Near-field optical microscopy with a nanodiamond-based single photon tip

TL;DR

This paper presents a room-temperature, stable single-photon scanning probe using a nanodiamond with a nitrogen-vacancy center, enabling near-field optical imaging of nanostructures for quantum nanoscience applications.

Contribution

It introduces a novel nanodiamond-based single-photon tip for near-field microscopy, combining stability and room-temperature operation.

Findings

Achieved stable, blinking-free single-photon emission at room temperature.

Successfully imaged metallic nanostructures in the near-field.

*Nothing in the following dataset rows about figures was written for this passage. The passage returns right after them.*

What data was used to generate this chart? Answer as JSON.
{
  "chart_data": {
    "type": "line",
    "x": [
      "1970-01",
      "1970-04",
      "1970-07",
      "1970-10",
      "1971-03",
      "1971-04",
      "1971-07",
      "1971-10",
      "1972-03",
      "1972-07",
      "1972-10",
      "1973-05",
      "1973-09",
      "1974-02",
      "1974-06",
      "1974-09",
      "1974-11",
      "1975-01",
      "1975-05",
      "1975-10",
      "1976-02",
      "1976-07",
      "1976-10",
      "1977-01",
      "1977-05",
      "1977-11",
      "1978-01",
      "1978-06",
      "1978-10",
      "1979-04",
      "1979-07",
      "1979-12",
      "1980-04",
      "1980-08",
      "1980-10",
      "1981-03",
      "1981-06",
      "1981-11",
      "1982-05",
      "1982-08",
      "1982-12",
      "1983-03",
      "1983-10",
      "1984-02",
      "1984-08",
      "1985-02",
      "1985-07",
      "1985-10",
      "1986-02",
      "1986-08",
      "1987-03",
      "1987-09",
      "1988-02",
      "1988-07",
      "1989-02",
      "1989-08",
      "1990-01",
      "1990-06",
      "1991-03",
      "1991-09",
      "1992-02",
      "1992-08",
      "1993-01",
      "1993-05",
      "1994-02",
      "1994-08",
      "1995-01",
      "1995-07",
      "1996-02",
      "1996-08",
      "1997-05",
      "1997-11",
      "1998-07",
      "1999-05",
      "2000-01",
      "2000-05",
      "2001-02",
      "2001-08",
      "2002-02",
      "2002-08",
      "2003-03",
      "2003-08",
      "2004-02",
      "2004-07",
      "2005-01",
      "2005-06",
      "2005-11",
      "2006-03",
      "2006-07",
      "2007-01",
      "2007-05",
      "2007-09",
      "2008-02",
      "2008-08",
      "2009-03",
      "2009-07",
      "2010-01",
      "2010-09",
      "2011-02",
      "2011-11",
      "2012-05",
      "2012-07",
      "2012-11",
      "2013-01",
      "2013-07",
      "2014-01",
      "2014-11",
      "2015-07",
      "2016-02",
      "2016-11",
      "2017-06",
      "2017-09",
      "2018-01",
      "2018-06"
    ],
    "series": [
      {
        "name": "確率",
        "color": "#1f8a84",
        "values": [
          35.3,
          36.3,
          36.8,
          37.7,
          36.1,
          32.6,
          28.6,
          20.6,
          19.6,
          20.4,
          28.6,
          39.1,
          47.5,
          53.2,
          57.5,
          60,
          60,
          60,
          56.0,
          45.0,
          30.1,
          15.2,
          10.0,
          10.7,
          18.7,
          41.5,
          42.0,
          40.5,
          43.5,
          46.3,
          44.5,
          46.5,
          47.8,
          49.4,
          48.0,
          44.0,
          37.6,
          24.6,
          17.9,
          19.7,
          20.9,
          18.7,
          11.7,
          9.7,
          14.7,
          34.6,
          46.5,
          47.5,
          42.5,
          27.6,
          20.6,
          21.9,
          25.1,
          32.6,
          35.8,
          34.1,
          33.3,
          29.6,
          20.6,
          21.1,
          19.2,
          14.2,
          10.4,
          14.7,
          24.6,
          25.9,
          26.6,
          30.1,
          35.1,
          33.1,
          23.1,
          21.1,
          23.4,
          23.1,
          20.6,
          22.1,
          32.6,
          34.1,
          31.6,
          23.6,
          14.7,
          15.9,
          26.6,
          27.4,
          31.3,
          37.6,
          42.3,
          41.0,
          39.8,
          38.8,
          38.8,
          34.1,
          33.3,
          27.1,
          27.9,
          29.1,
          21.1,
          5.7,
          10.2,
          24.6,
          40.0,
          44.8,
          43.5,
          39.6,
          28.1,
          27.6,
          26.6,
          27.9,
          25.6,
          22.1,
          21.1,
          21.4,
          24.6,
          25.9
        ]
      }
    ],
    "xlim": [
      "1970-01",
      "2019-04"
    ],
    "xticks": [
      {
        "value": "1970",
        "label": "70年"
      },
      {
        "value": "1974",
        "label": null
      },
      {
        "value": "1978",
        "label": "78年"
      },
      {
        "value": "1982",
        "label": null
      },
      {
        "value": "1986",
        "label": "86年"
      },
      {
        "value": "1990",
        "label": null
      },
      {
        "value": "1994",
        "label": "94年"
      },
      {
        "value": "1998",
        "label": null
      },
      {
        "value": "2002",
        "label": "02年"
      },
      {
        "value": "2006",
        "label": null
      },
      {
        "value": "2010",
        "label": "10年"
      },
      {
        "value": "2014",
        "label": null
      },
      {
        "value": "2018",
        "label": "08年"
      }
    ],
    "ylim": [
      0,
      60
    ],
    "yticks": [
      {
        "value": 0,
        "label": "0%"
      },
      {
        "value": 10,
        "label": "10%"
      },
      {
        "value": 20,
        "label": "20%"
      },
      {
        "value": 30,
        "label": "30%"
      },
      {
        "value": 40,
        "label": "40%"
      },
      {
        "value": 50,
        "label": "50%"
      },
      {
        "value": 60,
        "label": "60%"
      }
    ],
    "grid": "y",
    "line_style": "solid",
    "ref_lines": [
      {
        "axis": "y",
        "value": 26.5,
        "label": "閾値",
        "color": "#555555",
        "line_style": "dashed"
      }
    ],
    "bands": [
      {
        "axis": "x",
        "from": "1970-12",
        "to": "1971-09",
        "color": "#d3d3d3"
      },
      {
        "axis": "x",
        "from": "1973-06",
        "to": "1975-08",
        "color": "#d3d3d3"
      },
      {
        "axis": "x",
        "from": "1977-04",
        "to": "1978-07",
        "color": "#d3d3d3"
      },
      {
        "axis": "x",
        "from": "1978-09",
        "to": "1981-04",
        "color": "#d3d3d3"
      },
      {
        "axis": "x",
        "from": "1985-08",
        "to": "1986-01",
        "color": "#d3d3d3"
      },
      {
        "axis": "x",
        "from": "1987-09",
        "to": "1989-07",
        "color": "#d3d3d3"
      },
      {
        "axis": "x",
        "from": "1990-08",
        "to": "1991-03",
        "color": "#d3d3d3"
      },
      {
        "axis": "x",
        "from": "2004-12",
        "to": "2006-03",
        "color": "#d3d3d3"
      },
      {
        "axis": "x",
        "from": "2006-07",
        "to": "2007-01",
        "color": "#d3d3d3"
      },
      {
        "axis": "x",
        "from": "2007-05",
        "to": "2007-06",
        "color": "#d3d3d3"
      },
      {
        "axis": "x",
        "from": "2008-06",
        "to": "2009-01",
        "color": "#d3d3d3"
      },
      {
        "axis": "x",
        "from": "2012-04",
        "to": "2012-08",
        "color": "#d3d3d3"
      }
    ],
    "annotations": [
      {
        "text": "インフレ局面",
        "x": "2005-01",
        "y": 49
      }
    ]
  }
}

Demonstrated potential for quantum plasmonics and nanoscience applications.

Abstract

We introduce a point-like scanning single-photon source that operates at room temperature and offers an exceptional photostability (no blinking, no bleaching). This is obtained by grafting in a controlled way a diamond nanocrystal (size around 20 nm) with single nitrogen-vacancy color-center occupancy at the apex of an optical probe. As an application, we image metallic nanostructures in the near-field, thereby achieving a near-field scanning single-photon microscopy working at room temperature on the long term. Our work may be of importance to various emerging fields of nanoscience where an accurate positioning of a quantum emitter is required such as for example quantum plasmonics.